Energy Related Properties was the proponent of the proposed project. Three buildings, including the Midland County Courthouse, had already been demolished, so there was plenty of room.
But according to Morales, there was a big problem. Money.
“What we learned was that hotels that wanted to build in Midland always wanted an incentive,” says Morales. “When the final package was offered, from a financial standpoint, we just knew we couldn’t support this.”
The original project was estimated at $500 million, but it was later redesigned to be cheaper. Instead, it was conceptualized into a two-round proposal that cost $300 million, but it still didn’t pan out.
We contacted Energy Related Properties about the proposed tower and what happened, but they did not respond.

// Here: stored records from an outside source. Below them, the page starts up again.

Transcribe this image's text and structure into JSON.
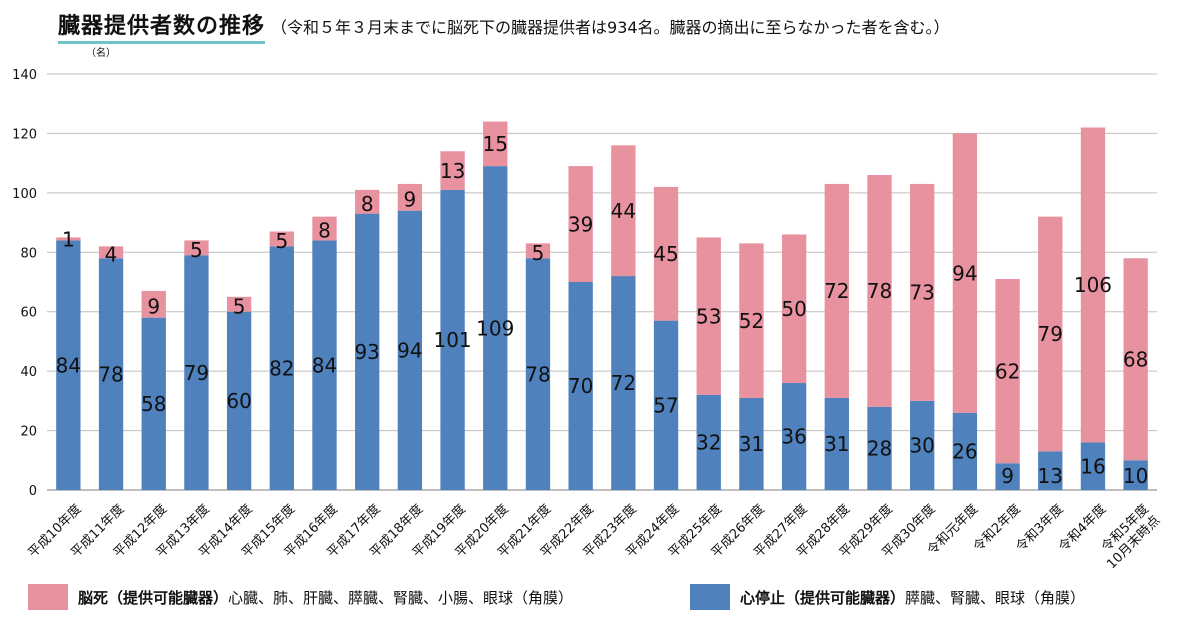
{
  "title": "臓器提供者数の推移",
  "subtitle": "（令和５年３月末までに脳死下の臓器提供者は934名。臓器の摘出に至らなかった者を含む。）",
  "unit_label": "（名）",
  "colors": {
    "cardiac": "#4f81bd",
    "brain": "#e8919f",
    "grid": "#bfbfbf"
  },
  "legend": {
    "brain": {
      "bold": "脳死（提供可能臓器）",
      "text": "心臓、肺、肝臓、膵臓、腎臓、小腸、眼球（角膜）"
    },
    "cardiac": {
      "bold": "心停止（提供可能臓器）",
      "text": "膵臓、腎臓、眼球（角膜）"
    }
  },
  "chart_data": {
    "type": "bar",
    "stacked": true,
    "ylim": [
      0,
      140
    ],
    "yticks": [
      0,
      20,
      40,
      60,
      80,
      100,
      120,
      140
    ],
    "grid": true,
    "categories": [
      "平成10年度",
      "平成11年度",
      "平成12年度",
      "平成13年度",
      "平成14年度",
      "平成15年度",
      "平成16年度",
      "平成17年度",
      "平成18年度",
      "平成19年度",
      "平成20年度",
      "平成21年度",
      "平成22年度",
      "平成23年度",
      "平成24年度",
      "平成25年度",
      "平成26年度",
      "平成27年度",
      "平成28年度",
      "平成29年度",
      "平成30年度",
      "令和元年度",
      "令和2年度",
      "令和3年度",
      "令和4年度",
      "令和5年度10月末時点"
    ],
    "series": [
      {
        "name": "心停止",
        "values": [
          84,
          78,
          58,
          79,
          60,
          82,
          84,
          93,
          94,
          101,
          109,
          78,
          70,
          72,
          57,
          32,
          31,
          36,
          31,
          28,
          30,
          26,
          9,
          13,
          16,
          10
        ]
      },
      {
        "name": "脳死",
        "values": [
          1,
          4,
          9,
          5,
          5,
          5,
          8,
          8,
          9,
          13,
          15,
          5,
          39,
          44,
          45,
          53,
          52,
          50,
          72,
          78,
          73,
          94,
          62,
          79,
          106,
          68
        ]
      }
    ]
  }
}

Now the space is Centennial Park, which was always a possibility even during the tower talks.
It opened Thanksgiving in 2020 and is now a popular spot for families and kids.
“We wanted to bring people who don’t work downtown, bring them downtown,” says Stephanie Martin, executive director of the Midland Downtown Park Conservancy. Show them how our downtown is growing and expanding.
Despite what are seen as the consequences of a “failed project,” the Midlanders we spoke to say the park brings charm to the city center.
“It takes what could have been a more industrial area and makes it look more natural because of all the trees and grass,” Mendenhall says.
Morales says there’s still a chance an upscale hotel will come to downtown Midland, but nothing has been determined yet.